The 62 endogenous porcine retrovirus genes have been inactivated in pig cells. Are piglets next? Credit: Nic Benner/University of Missouri

CRISPR-Cas technology has been used in a broad range of applications, including multiplexing. Up to five genes have been targeted in the same cell1, but whether this number could be extended by much was not clear. In a new demonstration of the capabilities of the CRISPR-Cas system, George Church, Luhan Yang and colleagues recently reported simultaneously editing 62 related genes in pig cells2.

Engineering the genome of pigs is not a new idea. A strong incentive for altering the genetic makeup of these animals is to make them more suitable as donors for xenotransplantation. Pig organs are roughly the same size as those of humans and share similar vascular architecture. Tens of thousands of individuals could receive life-saving transplants every year if the remaining hurdles in xenotransplantation were overcome. One such challenge is the potential transmission of porcine endogenous retroviruses (PERVs) to humans.

Aiming to inactivate PERVs, Church, Yang and colleagues began by determining how many PERV elements are present in the genome of pig cells, and identified 62. Then, they designed two Cas9 guide RNAs that would target the pol gene, an essential and conserved PERV gene, in all 62 PERVs. They expressed the guide RNAs and Cas9 in PK15 cells, a pig kidney epithelial cell line, and sequenced clones to determine the extent of editing that had occurred. They found a small number of clones that had up to 100% disruption of the pol gene, along with evidence suggesting that this high efficiency was due to a mechanism in which previously edited pol genes were used as templates to disrupt wild-type pol genes. Elucidating the intricacies of this mechanism may uncover interesting biology and further potential applications of the approach.

“This illustrates the power of the CRISPR technology,” says Randall Prather, of the University of Missouri. “A few years ago we wouldn't have thought of doing this because inactivating 62 genes, or even a family of 10 genes, would have been quite complicated with traditional homologous recombination.”

Editing 62 genes, even if closely related, is certainly a feat, and the engineered cells showed a 1,000-fold reduction in PERV transmission to human cells. That said, whether PERV transmission is likely to be a problem in xenotransplantation is not clear. Kevin Wells, also from the University of Missouri, says that PERV transmission was on the list of things to examine, but probably not at the top. “We don't know what the actual risk is,” he says. Although there is evidence that PERV transmission can occur in vitro, “no one has observed transmission of PERVs in experiments where a nonhuman primate received a pig organ,” says Wells. In addition, alternative approaches could be used, such as employing pig lines that do not produce human-tropic, replication-competent PERVs3.

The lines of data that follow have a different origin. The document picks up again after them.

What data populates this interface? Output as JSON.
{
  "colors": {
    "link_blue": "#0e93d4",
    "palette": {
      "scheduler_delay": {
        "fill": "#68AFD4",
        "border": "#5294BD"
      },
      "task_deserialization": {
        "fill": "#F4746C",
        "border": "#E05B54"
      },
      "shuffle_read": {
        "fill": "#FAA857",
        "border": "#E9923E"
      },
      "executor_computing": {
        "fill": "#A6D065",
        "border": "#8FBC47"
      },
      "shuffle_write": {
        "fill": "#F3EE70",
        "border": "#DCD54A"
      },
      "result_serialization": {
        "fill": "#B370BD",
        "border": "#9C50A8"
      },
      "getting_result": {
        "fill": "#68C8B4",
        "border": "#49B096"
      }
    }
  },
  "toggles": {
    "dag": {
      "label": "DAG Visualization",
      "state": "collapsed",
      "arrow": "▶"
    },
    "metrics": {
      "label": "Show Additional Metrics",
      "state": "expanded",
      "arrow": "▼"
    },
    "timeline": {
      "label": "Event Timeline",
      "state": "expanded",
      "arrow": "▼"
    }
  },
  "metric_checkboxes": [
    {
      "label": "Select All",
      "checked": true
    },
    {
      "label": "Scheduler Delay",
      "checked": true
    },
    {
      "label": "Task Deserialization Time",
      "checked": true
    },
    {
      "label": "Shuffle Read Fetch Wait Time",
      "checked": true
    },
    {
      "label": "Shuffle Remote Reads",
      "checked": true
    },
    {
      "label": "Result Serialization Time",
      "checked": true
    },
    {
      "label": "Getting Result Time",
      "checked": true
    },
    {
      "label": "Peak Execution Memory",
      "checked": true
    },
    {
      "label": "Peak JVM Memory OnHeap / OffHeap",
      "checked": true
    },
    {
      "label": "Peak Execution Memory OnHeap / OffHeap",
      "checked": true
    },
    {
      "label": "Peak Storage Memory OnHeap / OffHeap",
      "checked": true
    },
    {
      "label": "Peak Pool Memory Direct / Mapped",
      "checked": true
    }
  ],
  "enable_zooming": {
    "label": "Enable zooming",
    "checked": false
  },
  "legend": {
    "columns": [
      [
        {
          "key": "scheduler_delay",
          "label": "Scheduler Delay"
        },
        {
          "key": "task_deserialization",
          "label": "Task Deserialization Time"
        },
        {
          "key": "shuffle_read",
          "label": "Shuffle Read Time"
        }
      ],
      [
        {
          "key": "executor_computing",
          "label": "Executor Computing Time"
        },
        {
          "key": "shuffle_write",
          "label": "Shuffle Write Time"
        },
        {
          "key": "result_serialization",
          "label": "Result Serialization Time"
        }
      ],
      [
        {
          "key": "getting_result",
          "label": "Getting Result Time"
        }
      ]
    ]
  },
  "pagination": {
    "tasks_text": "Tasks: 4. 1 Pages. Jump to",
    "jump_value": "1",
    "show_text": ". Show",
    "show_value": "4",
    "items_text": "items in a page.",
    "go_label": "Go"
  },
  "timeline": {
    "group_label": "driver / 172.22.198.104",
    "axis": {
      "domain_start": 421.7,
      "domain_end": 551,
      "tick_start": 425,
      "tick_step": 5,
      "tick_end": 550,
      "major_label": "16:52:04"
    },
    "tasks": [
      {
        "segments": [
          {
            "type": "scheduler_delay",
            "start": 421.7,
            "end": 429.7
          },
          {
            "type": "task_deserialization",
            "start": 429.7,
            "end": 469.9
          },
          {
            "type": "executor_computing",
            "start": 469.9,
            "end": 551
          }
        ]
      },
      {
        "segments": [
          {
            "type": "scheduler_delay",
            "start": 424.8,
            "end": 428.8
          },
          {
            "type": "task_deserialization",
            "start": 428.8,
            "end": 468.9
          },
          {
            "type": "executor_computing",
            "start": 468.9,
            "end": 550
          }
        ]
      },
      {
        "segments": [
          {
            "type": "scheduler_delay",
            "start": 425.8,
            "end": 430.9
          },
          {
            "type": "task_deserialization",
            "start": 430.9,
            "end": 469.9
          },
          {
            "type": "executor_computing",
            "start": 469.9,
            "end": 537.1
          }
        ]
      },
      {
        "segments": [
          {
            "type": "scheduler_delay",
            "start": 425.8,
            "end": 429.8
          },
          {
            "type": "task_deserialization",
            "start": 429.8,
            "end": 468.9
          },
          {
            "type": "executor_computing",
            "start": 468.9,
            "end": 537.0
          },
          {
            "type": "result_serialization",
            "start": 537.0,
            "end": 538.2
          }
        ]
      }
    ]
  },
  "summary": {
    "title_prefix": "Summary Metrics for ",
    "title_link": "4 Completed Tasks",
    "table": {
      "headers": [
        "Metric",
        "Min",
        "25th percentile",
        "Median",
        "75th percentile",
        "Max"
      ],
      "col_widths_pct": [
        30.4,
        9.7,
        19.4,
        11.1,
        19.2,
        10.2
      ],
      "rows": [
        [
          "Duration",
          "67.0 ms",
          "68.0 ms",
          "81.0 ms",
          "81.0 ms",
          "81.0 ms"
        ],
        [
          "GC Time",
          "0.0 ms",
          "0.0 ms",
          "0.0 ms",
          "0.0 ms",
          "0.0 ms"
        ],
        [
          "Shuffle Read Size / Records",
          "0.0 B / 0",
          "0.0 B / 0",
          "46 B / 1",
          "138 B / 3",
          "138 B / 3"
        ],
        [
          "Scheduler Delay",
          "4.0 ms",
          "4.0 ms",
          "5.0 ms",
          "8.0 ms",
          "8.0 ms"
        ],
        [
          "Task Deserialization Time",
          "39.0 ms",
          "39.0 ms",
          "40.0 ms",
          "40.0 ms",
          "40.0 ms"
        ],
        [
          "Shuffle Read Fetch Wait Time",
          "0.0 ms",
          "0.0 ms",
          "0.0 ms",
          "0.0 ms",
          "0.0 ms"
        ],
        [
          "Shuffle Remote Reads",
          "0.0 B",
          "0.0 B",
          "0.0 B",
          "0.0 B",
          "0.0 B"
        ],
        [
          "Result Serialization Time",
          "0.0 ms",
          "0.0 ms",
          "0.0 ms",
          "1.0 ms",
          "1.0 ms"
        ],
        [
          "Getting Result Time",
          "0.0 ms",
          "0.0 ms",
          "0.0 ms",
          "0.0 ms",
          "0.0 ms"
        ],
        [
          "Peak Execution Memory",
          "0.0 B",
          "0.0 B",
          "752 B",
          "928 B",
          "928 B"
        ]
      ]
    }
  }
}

Organ rejection continues to be the major hurdle in xenotransplantation. Although acute organ rejection has been addressed, immune rejection is still a considerable problem. On that front, Wells points out that CRISPR-Cas9 genome editing could be used to target pig genes encoding antigenic carbohydrates or proteins. Inactivation of porcine circulating proteins that don't interact well with their human counterparts could also help efforts to make xenotransplantation a reality.